Harry Potter, meet reality TV.

Of course, there’s much more to The Hunger Games than superficial comparisons to another successful film franchise. Indeed, the dark premise of The Hunger Games seeks to offer social commentary couched in the trappings of a Young Adult adventure story. It succeeds more often than not, and, for writers, it gives us a vivid demonstration of how to play our own game.

Just Another Adventure Story?

The Hunger Games is set in a future America called Panem, ruled by an effete, spoiled and insanely rich upper class. The Have Nots of this world live in 12 impoverished districts. Each district must satisfy the rich overlords’ annual lust for entertainment by offering up a male and female “tribute” between the ages fo 12 and 18 to participate in the Hunger Games, a violent Romanesque blood sport.   

Sixteen-year-old Katniss (played by Jennifer Lawrence) volunteers to take the place of her younger sister, Primrose. Fortunately for Katniss, she has spent her young life sneaking into the forest outside her district and learning to hunt. She can use a bow and arrow (quite expertly, in fact, as she demonstrates to a group of would-be sponsors by shooting an apple out of the gamemaster’s hand). She can climb trees and track animals. These skills put the odds of surviving decidedly in her favor.

And it’s a good thing, too. Katniss finds herself facing not only 23 kids who must kill her but also a forest fire, mosquitoes whose bites cause hallucinations, and ravenous beasts conjured at the gamemaster’s whim. In short, The Hunger Games combines breakneck action and imaginative scenarios which are bound to lure viewers into theaters (and readers into books). 

(Bowing to the sensibilities of its audience (and perhaps to secure a PG-13 rating), the film glides over the violence aimed at children.  Most deaths are shown in quick cuts without blood and gore. Still, it is perfectly clear what is happening, which makes the deaths all the more disturbing.)

Mirror, Mirror . . . on the TV Screen

One of the films previewed before the start of The Hunger Games was Snow White and the Huntsman, a lavish retelling of the familiar Disney classic. Snow White uses a literal mirror as a character who tells the evil queen she’s “the fairest in the land” but forces her to face an unpleasant truth: her beauty will one day be surpassed by that of Snow White.

The mirror used in The Hunger Games is metaphorical but no less “in your face”. Every time the film shows the Capitol and it’s heavily mascaraed citizens clamoring for tributes, I couldn’t help thinking of our present-day immersion in celebrities and the growing divide between the super-rich and rest of us (the 1 percent/99 percent mantra). Corporations and oil companies rule the day, and presidential races appear to be nothing more than contests for rich people who don’t know (or care) what’s it’s like to work hard and still fall behind.

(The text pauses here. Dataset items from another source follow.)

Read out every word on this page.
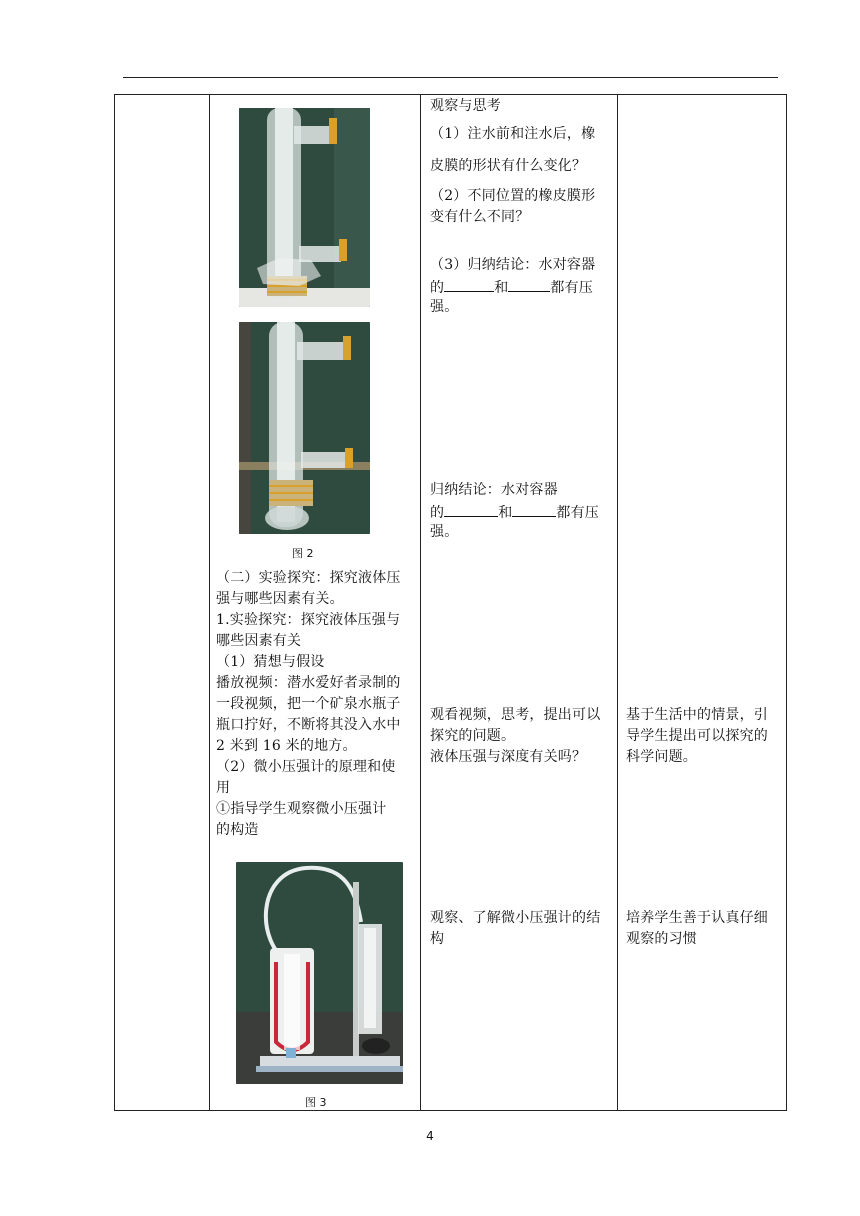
图 2
（二）实验探究：探究液体压
强与哪些因素有关。
1.实验探究：探究液体压强与
哪些因素有关
（1）猜想与假设
播放视频：潜水爱好者录制的
一段视频，把一个矿泉水瓶子
瓶口拧好，不断将其没入水中
2 米到 16 米的地方。
（2）微小压强计的原理和使
用
①指导学生观察微小压强计
的构造
图 3

观察与思考
（1）注水前和注水后，橡
皮膜的形状有什么变化？
（2）不同位置的橡皮膜形
变有什么不同？
（3）归纳结论：水对容器
的	和	都有压
强。
归纳结论：水对容器
的	和	都有压
强。
观看视频，思考，提出可以
探究的问题。
液体压强与深度有关吗？
观察、了解微小压强计的结
构

基于生活中的情景，引
导学生提出可以探究的
科学问题。
培养学生善于认真仔细
观察的习惯
4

Whether The Hunger Games says anything meaningful about the current state of affairs is debatable. What it does is escalate these twin phenomena of celebrity immersion and income disparity to ridiculous extremes. But are they so ridiculous? In the age of Charlie Sheen, it’s hard to say yes. While people have sat glued to their screens, awaiting the latest mishaps of celebrities du jour, young people have spent the last ten years dying in wars in Iraq and Afghanistan. Sure, we have “reasons” to justify slaughter, but so do the residents of Panem.

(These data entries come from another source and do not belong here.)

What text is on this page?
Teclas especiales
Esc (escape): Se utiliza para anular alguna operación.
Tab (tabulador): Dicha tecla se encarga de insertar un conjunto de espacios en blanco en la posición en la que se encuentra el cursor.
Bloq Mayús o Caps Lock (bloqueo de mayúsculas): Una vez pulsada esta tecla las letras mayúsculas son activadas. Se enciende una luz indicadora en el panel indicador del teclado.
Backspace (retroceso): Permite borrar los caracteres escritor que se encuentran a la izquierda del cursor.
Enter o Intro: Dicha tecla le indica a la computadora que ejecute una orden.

It’s to The Hunger Games’ credit that it doesn’t offer easy solutions (or any solutions, really—this is only the first film in the series). An uprising—evoking the Occupy movements—is shown briefly, but, in the end, Katniss learns to play the game as much as she learns to bend the rules a little (or, rather, to persuade those in charge to bend the rules for her benefit). Likewise, she does not come away with a new mission in life (as one might expect for the hero of an adventure story), but rather with a sense of “What do we do now?”

So it is in life.

This question does not have to be answered in a two-hour movie (nor even in a novel). Having the courage to ask the question is what elevates The Hunger Games and makes us—even writers—more fullly aware of the games we are all playing.